Чем иным, если не преследованиями Римской церкви, можно было пронять набожного короля, воспитанника Хуана Мартинеса Селисео, прежнего архиепископа Толедского? Гаспар де Кирога пообещал подумать о том, как донести до Филиппа II мысль о поездке во Фландрию, в которой король не был больше пятнадцати лет.
* * *
Дордрехт показался Феликсу не самым уютным из городов его родины: мест на постоялых дворах не находилось из-за большого стечения важных и надутых господ, прибывших на синод кальвинистов со всей страны и даже из-за границы. Если католические праздники, привычные молодому ван Бролину, были, в первую очередь, ярким и красочным действом, то реформаты, отвергая все внешние атрибуты старой веры, молились истово, серьезно, будто бросаясь в бой. Поприсутствовав из любопытства пару раз на службах в молельных домах кальвинистов, не украшенных привычными с детства изображениями Спасителя, Богородицы и святых, Феликс приуныл и решил убираться из города, в котором стремительно иссякала надежда переночевать на мягкой перине, отдав грязную одежду в стирку. Он стал пробираться к воротам, которые выводили на тракт, ведущий к переправе на Бреду и далее, на Антверпен, однако немного заплутал в узких улочках у городской стены.
— Раздевайся и кошелек давай! — послышался напряженный голос из ближайшего тупика. Феликс, даже в Человеческом облике шагавший мягко и почти неслышно, выглянул из-за угла. Двое местных грабителей весьма грозного вида прижали к стене двухэтажного дома ровесника Феликса в опрятной и добротной одежде. Мальчишка заметно боялся и дрожал, но старался, чтобы его голос звучал по-взрослому.

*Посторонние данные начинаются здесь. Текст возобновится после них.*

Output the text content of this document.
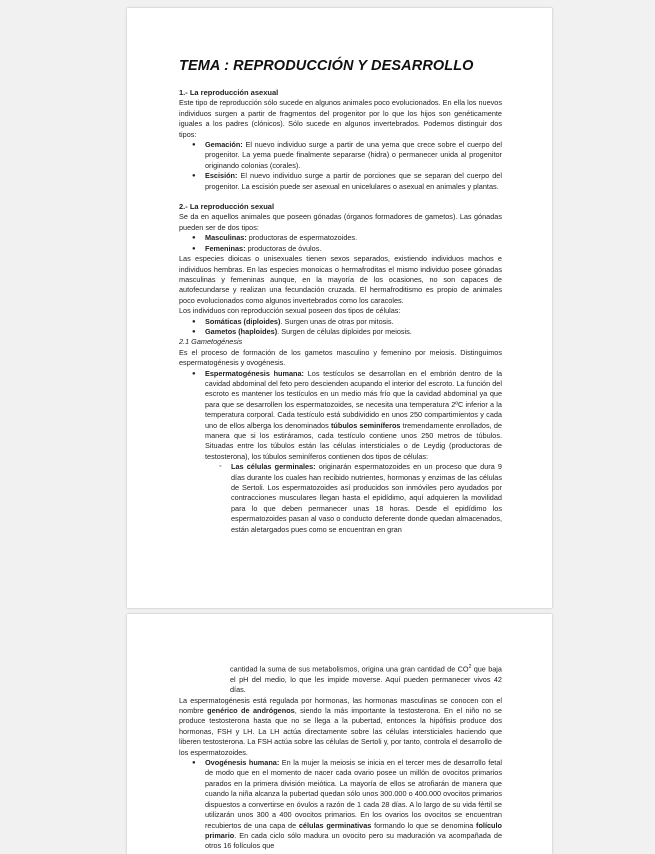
TEMA : REPRODUCCIÓN Y DESARROLLO

1.- La reproducción asexual

Este tipo de reproducción sólo sucede en algunos animales poco evolucionados. En ella los nuevos individuos surgen a partir de fragmentos del progenitor por lo que los hijos son genéticamente iguales a los padres (clónicos). Sólo sucede en algunos invertebrados. Podemos distinguir dos tipos:

● Gemación: El nuevo individuo surge a partir de una yema que crece sobre el cuerpo del progenitor. La yema puede finalmente separarse (hidra) o permanecer unida al progenitor originando colonias (corales).
● Escisión: El nuevo individuo surge a partir de porciones que se separan del cuerpo del progenitor. La escisión puede ser asexual en unicelulares o asexual en animales y plantas.

2.- La reproducción sexual

Se da en aquellos animales que poseen gónadas (órganos formadores de gametos). Las gónadas pueden ser de dos tipos:

● Masculinas: productoras de espermatozoides.
● Femeninas: productoras de óvulos.

Las especies dioicas o unisexuales tienen sexos separados, existiendo individuos machos e individuos hembras. En las especies monoicas o hermafroditas el mismo individuo posee gónadas masculinas y femeninas aunque, en la mayoría de los ocasiones, no son capaces de autofecundarse y realizan una fecundación cruzada. El hermafroditismo es propio de animales poco evolucionados como algunos invertebrados como los caracoles.

Los individuos con reproducción sexual poseen dos tipos de células:

● Somáticas (diploides). Surgen unas de otras por mitosis.
● Gametos (haploides). Surgen de células diploides por meiosis.

2.1 Gametogénesis

Es el proceso de formación de los gametos masculino y femenino por meiosis. Distinguimos espermatogénesis y ovogénesis.

● Espermatogénesis humana: Los testículos se desarrollan en el embrión dentro de la cavidad abdominal del feto pero descienden acupando el interior del escroto. La función del escroto es mantener los testículos en un medio más frío que la cavidad abdominal ya que para que se desarrollen los espermatozoides, se necesita una temperatura 2ºC inferior a la temperatura corporal. Cada testículo está subdividido en unos 250 compartimientos y cada uno de ellos alberga los denominados túbulos seminíferos tremendamente enrollados, de manera que si los estiráramos, cada testículo contiene unos 250 metros de túbulos. Situadas entre los túbulos están las células intersticiales o de Leydig (productoras de testosterona), los túbulos seminíferos contienen dos tipos de células:
◦ Las células germinales: originarán espermatozoides en un proceso que dura 9 días durante los cuales han recibido nutrientes, hormonas y enzimas de las células de Sertoli. Los espermatozoides así producidos son inmóviles pero ayudados por contracciones musculares llegan hasta el epidídimo, aquí adquieren la movilidad para lo que deben permanecer unas 18 horas. Desde el epidídimo los espermatozoides pasan al vaso o conducto deferente donde quedan almacenados, están aletargados pues como se encuentran en gran

cantidad la suma de sus metabolismos, origina una gran cantidad de $CO^2$ que baja el pH del medio, lo que les impide moverse. Aquí pueden permanecer vivos 42 días.

La espermatogénesis está regulada por hormonas, las hormonas masculinas se conocen con el nombre genérico de andrógenos, siendo la más importante la testosterona. En el niño no se produce testosterona hasta que no se llega a la pubertad, entonces la hipófisis produce dos hormonas, FSH y LH. La LH actúa directamente sobre las células intersticiales haciendo que liberen testosterona. La FSH actúa sobre las células de Sertoli y, por tanto, controla el desarrollo de los espermatozoides.

● Ovogénesis humana: En la mujer la meiosis se inicia en el tercer mes de desarrollo fetal de modo que en el momento de nacer cada ovario posee un millón de ovocitos primarios parados en la primera división meiótica. La mayoría de ellos se atrofiarán de manera que cuando la niña alcanza la pubertad quedan sólo unos 300.000 o 400.000 ovocitos primarios dispuestos a convertirse en óvulos a razón de 1 cada 28 días. A lo largo de su vida fértil se utilizarán unos 300 a 400 ovocitos primarios. En los ovarios los ovocitos se encuentran recubiertos de una capa de células germinativas formando lo que se denomina folículo primario. En cada ciclo sólo madura un ovocito pero su maduración va acompañada de otros 16 folículos que
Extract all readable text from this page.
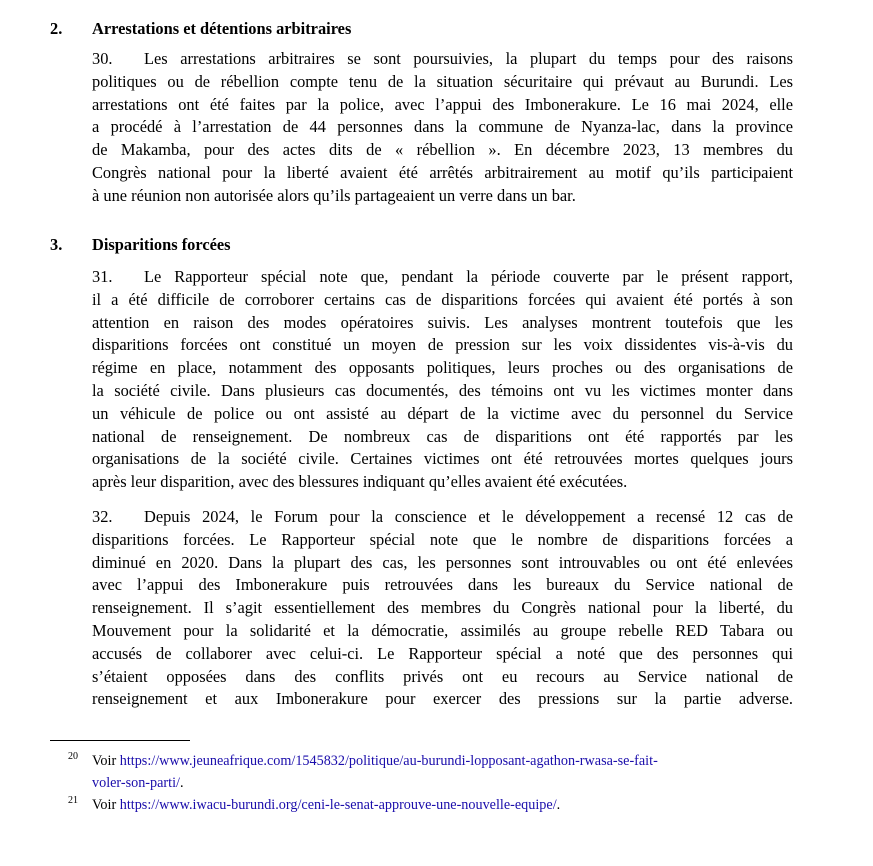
2. Arrestations et détentions arbitraires
30. Les arrestations arbitraires se sont poursuivies, la plupart du temps pour des raisons
politiques ou de rébellion compte tenu de la situation sécuritaire qui prévaut au Burundi. Les
arrestations ont été faites par la police, avec l’appui des Imbonerakure. Le 16 mai 2024, elle
a procédé à l’arrestation de 44 personnes dans la commune de Nyanza-lac, dans la province
de Makamba, pour des actes dits de « rébellion ». En décembre 2023, 13 membres du
Congrès national pour la liberté avaient été arrêtés arbitrairement au motif qu’ils participaient
à une réunion non autorisée alors qu’ils partageaient un verre dans un bar.
3. Disparitions forcées
31. Le Rapporteur spécial note que, pendant la période couverte par le présent rapport,
il a été difficile de corroborer certains cas de disparitions forcées qui avaient été portés à son
attention en raison des modes opératoires suivis. Les analyses montrent toutefois que les
disparitions forcées ont constitué un moyen de pression sur les voix dissidentes vis-à-vis du
régime en place, notamment des opposants politiques, leurs proches ou des organisations de
la société civile. Dans plusieurs cas documentés, des témoins ont vu les victimes monter dans
un véhicule de police ou ont assisté au départ de la victime avec du personnel du Service
national de renseignement. De nombreux cas de disparitions ont été rapportés par les
organisations de la société civile. Certaines victimes ont été retrouvées mortes quelques jours
après leur disparition, avec des blessures indiquant qu’elles avaient été exécutées.
32. Depuis 2024, le Forum pour la conscience et le développement a recensé 12 cas de
disparitions forcées. Le Rapporteur spécial note que le nombre de disparitions forcées a
diminué en 2020. Dans la plupart des cas, les personnes sont introuvables ou ont été enlevées
avec l’appui des Imbonerakure puis retrouvées dans les bureaux du Service national de
renseignement. Il s’agit essentiellement des membres du Congrès national pour la liberté, du
Mouvement pour la solidarité et la démocratie, assimilés au groupe rebelle RED Tabara ou
accusés de collaborer avec celui-ci. Le Rapporteur spécial a noté que des personnes qui
s’étaient opposées dans des conflits privés ont eu recours au Service national de
renseignement et aux Imbonerakure pour exercer des pressions sur la partie adverse.
20 Voir https://www.jeuneafrique.com/1545832/politique/au-burundi-lopposant-agathon-rwasa-se-fait-
voler-son-parti/.
21 Voir https://www.iwacu-burundi.org/ceni-le-senat-approuve-une-nouvelle-equipe/.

— У меня нет кошелька! У меня ничего нет!
— Яйца отрежу! — взвыл один из грабителей, давая оплеуху жертве свободной рукой. Вторая рука сжимала средней длины нож.
— Его кошелек у меня, — сказал Феликс, выступая из-за угла и вытаскивая из ножен свой трофейный кинжал, который ему давно уже хотелось опробовать в деле. Не то, чтобы он был опытным бойцом — напротив, он всю жизнь старался сдерживать дарованную ему природой силу, но в последнее время Феликсу настолько надоело бесконечно прятаться и скрываться, что он был рад ситуации, дающей ему возможность проявить себя защитником справедливости. До схватки дело, впрочем, не дошло — завидев решительного крепкого парня с длинным кинжалом в руках, грабители тут же отпустили свою жертву и дали деру. Феликс не стал их преследовать, убедившись, что угроза миновала, он спрятал клинок обратно в ножны.
— Спасибо тебе, друг, — облегченно заулыбался спасенный паренек.
— Рад был помочь, — поклонился Феликс.
— Якоб Германзон, к твоим услугам! — поклонился в ответ спасенный. У него была добрая беззащитная улыбка искреннего человека. Это сразу понравилось Феликсу, как и то, что мальчик носил имя капитана ван Бролина.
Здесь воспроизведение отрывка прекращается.